「Sidekiq のワーカーノードが稼働する EC2 インスタンスをオートスケールしたい」という依頼人の願いを、匠が叶えます。
このストーリーの登場人物は以下の2人です。
- 依頼人 = アプリケーションエンジニア or マネジメント層(適宜文脈によって読み替えてください)
- 匠 = インフラエンジニア
Before
まずは依頼人が抱えるお悩みについて話を聞いてみることにします。
インフラ構成
依頼人のサーバ構成は、 Sidekiq では標準的な構成を採用していました(図1, 2)。
Web ノードでタスクを Redis 登録し、 Worker ノードで Redis からタスクを取り出し実行します。
Web ノードは API として外部に公開されているほか、 Sidekiq の GUI として利用しています。
各ノードは AutoScalingGroup を構成していますが、台数固定で稼働しています。
以下の文章では、便宜的に以下の用語を用います:
- マスターノード: タスクを登録するノード(Web API)
- ワーカーノード: タスクを実行するノード(Worker)
1. インスタンスの停止が困難
まず、匠が気になったのは、「インスタンスを固定台数で稼働している」ということでした。
依頼人は「インスタンスを簡単に落とせない」「スケールアウトは簡単にできるが、スケールインは面倒」といったことを口にしていました。
話を詳しく聞くと、 Sidekiq がタスクを処理中にインスタンスを停止すると、処理中のタスクがタスクの途中で異常終了するため、これを防ぐために、依頼人は以下のような手順でインスタンスを停止させていました。
- Sidekiq の GUI から、落としたいインスタンス上で稼働しているプロセスを選び、「一時停止」ボタンを押して Quiet状態にする
- プロセスが処理中のタスクが0になるのを待つ
- インスタンスを停止する
少ない台数で稼働している場合は大した問題になりませんでしたが、10台を超えるインスタンスを稼働していると、間違ったプロセスを終了させてしまうかもしれない、という危険性がありました。

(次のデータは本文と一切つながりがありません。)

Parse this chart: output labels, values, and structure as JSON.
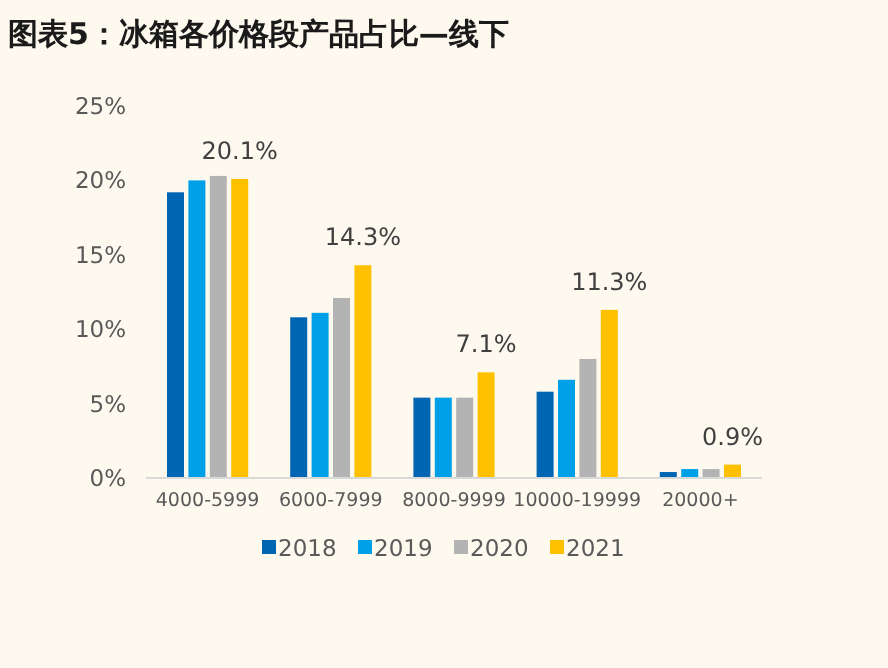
{
  "chart_data": {
    "type": "bar",
    "title": "图表5：冰箱各价格段产品占比—线下",
    "categories": [
      "4000-5999",
      "6000-7999",
      "8000-9999",
      "10000-19999",
      "20000+"
    ],
    "series": [
      {
        "name": "2018",
        "color": "#0066b3",
        "values": [
          19.2,
          10.8,
          5.4,
          5.8,
          0.4
        ]
      },
      {
        "name": "2019",
        "color": "#00a0e9",
        "values": [
          20.0,
          11.1,
          5.4,
          6.6,
          0.6
        ]
      },
      {
        "name": "2020",
        "color": "#b3b3b3",
        "values": [
          20.3,
          12.1,
          5.4,
          8.0,
          0.6
        ]
      },
      {
        "name": "2021",
        "color": "#ffc000",
        "values": [
          20.1,
          14.3,
          7.1,
          11.3,
          0.9
        ],
        "value_labels": [
          "20.1%",
          "14.3%",
          "7.1%",
          "11.3%",
          "0.9%"
        ]
      }
    ],
    "ylim": [
      0,
      25
    ],
    "yticks": [
      {
        "value": 0,
        "label": "0%"
      },
      {
        "value": 5,
        "label": "5%"
      },
      {
        "value": 10,
        "label": "10%"
      },
      {
        "value": 15,
        "label": "15%"
      },
      {
        "value": 20,
        "label": "20%"
      },
      {
        "value": 25,
        "label": "25%"
      }
    ],
    "legend": "bottom",
    "grid": false
  }
}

とくに、依頼人はサーバの入れ替えに blue-green デプロイを採用しているため、入れ替え中は一時的に平常時の2倍のインスタンスが起動します。その中から旧運用系のインスタンスだけを選んで GUI 上から停止することは、大変神経を使う作業になっていました。
2. 手動でスケーリングする運用
インスタンスの停止の前に手動の作業を挟むために、依頼人はオートスケーリングを組むことができませんでした。
また、キャンペーン期間中など、普段よりも高負荷が想定される場合は、依頼人はあらかじめ多めにインスタンスをスケールアウトしておき、ピーク負荷が収まったタイミングで通常時のインスタンス数に手動でスケールインする必要がありました。
3. 負荷のピークに備えて、通常時も余分なインスタンスを待機させておく
依頼人のサービスの特性上、毎日深夜に負荷のピークが来ますが、依頼人が毎日手動でスケーリングするわけにもいかず、ピーク時の負荷に合わせたインスタンス数を確保しておく必要がありました。したがって、平常時は必要のない、余分なインスタンスを常に稼働させておく必要がありました。
依頼人は余計な出費をなるべく抑えたいとは思いつつ、サービスの安定稼働のためには仕方ない出費と考えて、しぶしぶ運用していました。
4. 勘と経験に基づいたキャパシティ計画
依頼人は、 Sidekiq の GUI から「再試行が増えている」「待機中のキューが数百件溜まっている」といったリアルタイムな状況は把握できますが、 GUI からは過去の時系列まではわからないため、「ピーク時の待機中のキューの長さはどれくらいか?」「平常時のBusyなスレッド数の割合はどのくらいか?」といった疑問にははっきりと答えることができませんでした。
このため、「ピーク時/平常時にどの程度のインスタンスが必要か?」「負荷のピークは何時から何時までか?」といったことが判断できないため、エビデンスに基づいて設計することができず、依頼人は勘と経験に基づいてキャパシティ計画するしかありませんでした。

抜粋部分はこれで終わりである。